Forum dibuka oleh Bupati Ngawi Ony Anwar Harsono dan dihadiri Sekretaris Daerah Mokh. Sodiq Triwidiyanto, Ketua DPRD Ngawi Yuwono Kartiko, Kepala Bappeda Provinsi Jawa Timur Mohammad Yasin, Kepala Bappeda Ngawi Indah Kusumawardhani, jajaran Forkopimda, kepala OPD, instansi vertikal, akademisi, tokoh masyarakat, serta perwakilan kelompok inklusif.
Dalam sambutannya, Ony menyampaikan bahwa RKPD 2027 disusun dalam kondisi fiskal yang terbatas. Proyeksi anggaran 2027, kata dia, relatif sama dengan 2026 yang telah mengalami koreksi sekitar Rp300 miliar sehingga diperlukan penyesuaian kebijakan secara terukur.
“Salah satu langkah yang harus ditempuh adalah optimalisasi Pendapatan Asli Daerah. Kalau tidak dilakukan, justru pemerintah daerah abai terhadap hak-haknya sendiri,” kata Ony.
Ia menjelaskan, penyesuaian Nilai Jual Objek Pajak (NJOP) menjadi salah satu opsi yang direkomendasikan Komisi Pemberantasan Korupsi dengan prinsip inklusif dan berkeadilan, khususnya pada lahan dan bangunan yang mengalami perubahan fungsi bernilai ekonomi tinggi. Dari pendataan perubahan lahan sekitar 2.000 hektare sejak 2012, Pemkab Ngawi menargetkan peningkatan PAD hingga Rp150 miliar pada 2027. Selain itu, pemerintah daerah juga mendorong kontribusi investasi agar berdampak langsung terhadap penerimaan pajak daerah.
Kepala Bappeda Provinsi Jawa Timur Ir. Mohammad Yasin mengatakan Forum Konsultasi Publik bertujuan menghimpun aspirasi masyarakat terhadap tujuan, sasaran, dan program pembangunan daerah.
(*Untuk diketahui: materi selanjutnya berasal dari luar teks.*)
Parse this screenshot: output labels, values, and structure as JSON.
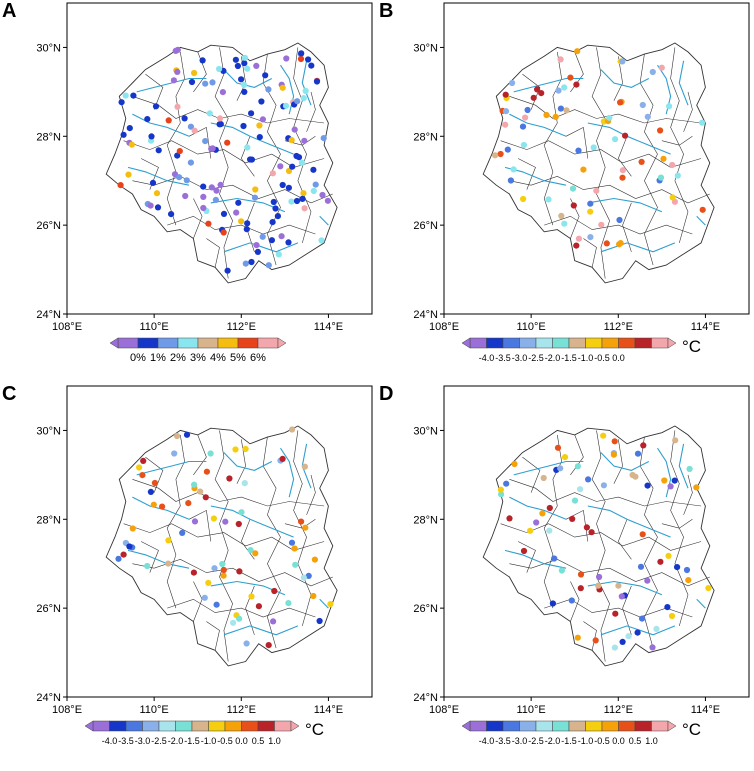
{
  "colors": {
    "frame": "#000000",
    "boundary": "#333333",
    "river": "#2e9fd0"
  },
  "lon_ticks": [
    "108°E",
    "110°E",
    "112°E",
    "114°E"
  ],
  "lat_ticks": [
    "24°N",
    "26°N",
    "28°N",
    "30°N"
  ],
  "panels": [
    {
      "letter": "A",
      "unit": "",
      "legend_colors": [
        "#9a6fd8",
        "#1536c8",
        "#6f9ae8",
        "#8ae6ee",
        "#d7b48c",
        "#f5bd0f",
        "#e8421a",
        "#f4a6ad"
      ],
      "legend_labels": [
        "0%",
        "1%",
        "2%",
        "3%",
        "4%",
        "5%",
        "6%"
      ],
      "station_palette": [
        "#1536c8",
        "#1536c8",
        "#1536c8",
        "#9a6fd8",
        "#1536c8",
        "#9a6fd8",
        "#6f9ae8",
        "#8ae6ee",
        "#1536c8",
        "#f5bd0f",
        "#e8421a",
        "#f4a6ad"
      ],
      "station_count": 150
    },
    {
      "letter": "B",
      "unit": "°C",
      "legend_colors": [
        "#9a6fd8",
        "#1536c8",
        "#4a78e0",
        "#8ab0ea",
        "#a8e4ec",
        "#78e0d4",
        "#d7b48c",
        "#f5cf0f",
        "#f5a20a",
        "#e8501a",
        "#b8232a",
        "#f4a6ad"
      ],
      "legend_labels": [
        "-4.0",
        "-3.5",
        "-3.0",
        "-2.5",
        "-2.0",
        "-1.5",
        "-1.0",
        "-0.5",
        "0.0"
      ],
      "station_palette": [
        "#8ae6ee",
        "#78e0d4",
        "#f5cf0f",
        "#f5a20a",
        "#e8501a",
        "#b8232a",
        "#f4a6ad",
        "#8ab0ea",
        "#4a78e0",
        "#d7b48c"
      ],
      "station_count": 75
    },
    {
      "letter": "C",
      "unit": "°C",
      "legend_colors": [
        "#9a6fd8",
        "#1536c8",
        "#4a78e0",
        "#8ab0ea",
        "#a8e4ec",
        "#78e0d4",
        "#d7b48c",
        "#f5cf0f",
        "#f5a20a",
        "#e8501a",
        "#b8232a",
        "#f4a6ad"
      ],
      "legend_labels": [
        "-4.0",
        "-3.5",
        "-3.0",
        "-2.5",
        "-2.0",
        "-1.5",
        "-1.0",
        "-0.5",
        "0.0",
        "0.5",
        "1.0"
      ],
      "station_palette": [
        "#f5cf0f",
        "#f5cf0f",
        "#a8e4ec",
        "#78e0d4",
        "#d7b48c",
        "#f5a20a",
        "#1536c8",
        "#4a78e0",
        "#8ab0ea",
        "#e8501a",
        "#9a6fd8",
        "#b8232a"
      ],
      "station_count": 72
    },
    {
      "letter": "D",
      "unit": "°C",
      "legend_colors": [
        "#9a6fd8",
        "#1536c8",
        "#4a78e0",
        "#8ab0ea",
        "#a8e4ec",
        "#78e0d4",
        "#d7b48c",
        "#f5cf0f",
        "#f5a20a",
        "#e8501a",
        "#b8232a",
        "#f4a6ad"
      ],
      "legend_labels": [
        "-4.0",
        "-3.5",
        "-3.0",
        "-2.5",
        "-2.0",
        "-1.5",
        "-1.0",
        "-0.5",
        "0.0",
        "0.5",
        "1.0"
      ],
      "station_palette": [
        "#f5cf0f",
        "#f5cf0f",
        "#1536c8",
        "#4a78e0",
        "#9a6fd8",
        "#a8e4ec",
        "#78e0d4",
        "#f5a20a",
        "#e8501a",
        "#b8232a",
        "#8ab0ea",
        "#d7b48c"
      ],
      "station_count": 72
    }
  ]
}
“Hasil forum lintas perangkat daerah ini menjadi bahan penyempurnaan rancangan awal RKPD sebelum dibahas dalam Musrenbang kabupaten,” ujarnya.
Sementara itu, Ketua DPRD Ngawi Yuwono Kartiko menilai kebijakan efisiensi berpengaruh terhadap seluruh kebijakan fiskal daerah, termasuk pajak dan retribusi. Menurutnya, FKP menjadi ruang strategis untuk memperkuat sinergi, partisipasi publik, dan orientasi kinerja pembangunan.
“Ke depan, pertumbuhan ini harus mampu memberikan dampak nyata terhadap penurunan angka kemiskinan,” kata Yuwono.
Selain isu fiskal dan ekonomi, forum juga menetapkan prioritas pembangunan 2027 pada peningkatan layanan kesehatan termasuk penurunan stunting, digitalisasi birokrasi, pemerataan infrastruktur hingga desa, serta penguatan sektor pertanian dan pariwisata.
Pemerintah Kabupaten Ngawi berharap proses perencanaan ini terus dikawal publik agar pembangunan daerah berjalan berkelanjutan dan berdampak langsung pada peningkatan kesejahteraan masyarakat.